Why was he telling me this? Was he making me aware how gently I have been treated in comparison?

...Why could I understand him?

My hands were squeezing his; my face was buried in his chest in a futile attempt to stop my warm tears from showing. I'll protect you, Father, I'll make your night bearable – I'll always be on your side, even if it doesn't seem that way... Papa.

"The throne is yours anyway, Selene, but why is it that you want to kill Helen? Why is it that you want to carry regrets? Why is it that you want to grant Helen a merciful release, bearing all her responsibility yourself? Are you, truly, hateful at heart?"

That was what my Father had went through. He took over the Empire and erased all traces of Grandfather, only to find himself unsatisfied and regretful.

"Helen never returned love to me!" I screamed in pain. "Never, never did she see me as anything but a tool. I'm just—I'm just her stepping-stone to success!"

Helen had never looked at me even when her eyes were focused on me. Helen's words were never meant for me even when she addressed them to me. Helen was never mine even though she was born with me.

If I saw the people facing my sword as animals, Helen saw the people facing her as puppets.

"So, it's a grudge, I take it?"

"...I don't know! I can't make out."

"Do you want to, then? Will you be able to comply with reality if I were to show it you?"

My voice wouldn't come out, my only responses being in sobs and gasps. It was like he was asking me if I ever got the chance, would I really be able to raise my sword at Helen?

But even though I knew I was only a short-tempered arrogant girl trying to fill the gaps in personality with unhealthy and toxic relationships, I wanted to see it for myself.

The hellhole I lived in.

My Father countered emotions by knocking in extreme rationality, as did all my ancestors, embedding morality within them and detaching from biases.
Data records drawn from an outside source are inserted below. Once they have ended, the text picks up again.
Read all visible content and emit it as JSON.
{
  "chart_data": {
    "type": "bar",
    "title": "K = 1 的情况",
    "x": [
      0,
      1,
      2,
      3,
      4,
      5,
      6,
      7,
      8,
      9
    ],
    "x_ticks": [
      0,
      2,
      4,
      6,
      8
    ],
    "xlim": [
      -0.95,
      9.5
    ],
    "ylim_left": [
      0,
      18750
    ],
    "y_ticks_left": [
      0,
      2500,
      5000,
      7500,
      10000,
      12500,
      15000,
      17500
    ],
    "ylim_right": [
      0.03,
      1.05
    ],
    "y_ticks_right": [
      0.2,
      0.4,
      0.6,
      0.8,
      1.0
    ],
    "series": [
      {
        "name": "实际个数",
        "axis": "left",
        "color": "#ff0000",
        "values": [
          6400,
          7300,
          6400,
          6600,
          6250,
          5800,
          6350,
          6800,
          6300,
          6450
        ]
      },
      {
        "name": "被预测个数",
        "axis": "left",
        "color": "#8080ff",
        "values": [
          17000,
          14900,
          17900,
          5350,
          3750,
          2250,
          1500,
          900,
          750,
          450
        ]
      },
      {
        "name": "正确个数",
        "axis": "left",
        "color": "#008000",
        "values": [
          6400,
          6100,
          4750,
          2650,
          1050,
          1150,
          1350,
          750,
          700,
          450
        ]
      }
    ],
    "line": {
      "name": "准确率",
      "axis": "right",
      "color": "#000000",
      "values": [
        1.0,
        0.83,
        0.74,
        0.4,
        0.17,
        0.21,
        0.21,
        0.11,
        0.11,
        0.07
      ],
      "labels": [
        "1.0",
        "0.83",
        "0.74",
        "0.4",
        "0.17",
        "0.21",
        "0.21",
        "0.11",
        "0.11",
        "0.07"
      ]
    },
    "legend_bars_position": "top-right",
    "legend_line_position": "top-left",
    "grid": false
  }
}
If there was something Yami did unjustly, it'd be—

Killing in the name of God.

Using politics for benefit and selfishness, shutting down the 'heart' altogether, and keeping oneself in highest regard – that was the only way of survival.

Yami did not believe in God. But they played the strings of faith and explained themselves as such. Uta would, on the other hand, tailor their constitution, but Yami would not care.

I felt absolutely nothing when I slayed the assassin, because he wasn't my first kill, and that showed my rationality remained – but was only swayed in by my reflex actions to keep Helen away from any kind of danger.

The fact that I was so weak when it came to my sister, who didn't ever care about me, felt as if acid was being splashed on me.

What did I truly feel? I couldn't even tell at this point. My heart was filled with frenzied emotions of different colors, but always merged to form a rainbow band. I was fond of the sister I hated, I pitied the Mother I was hurt due to... and I couldn't even place my Father anywhere within me.

If only a rock would replace my beating heart.

—Though I wouldn't be able to that, freezing my heart was certainly possible.

All I had to do was imitate Eric Yami.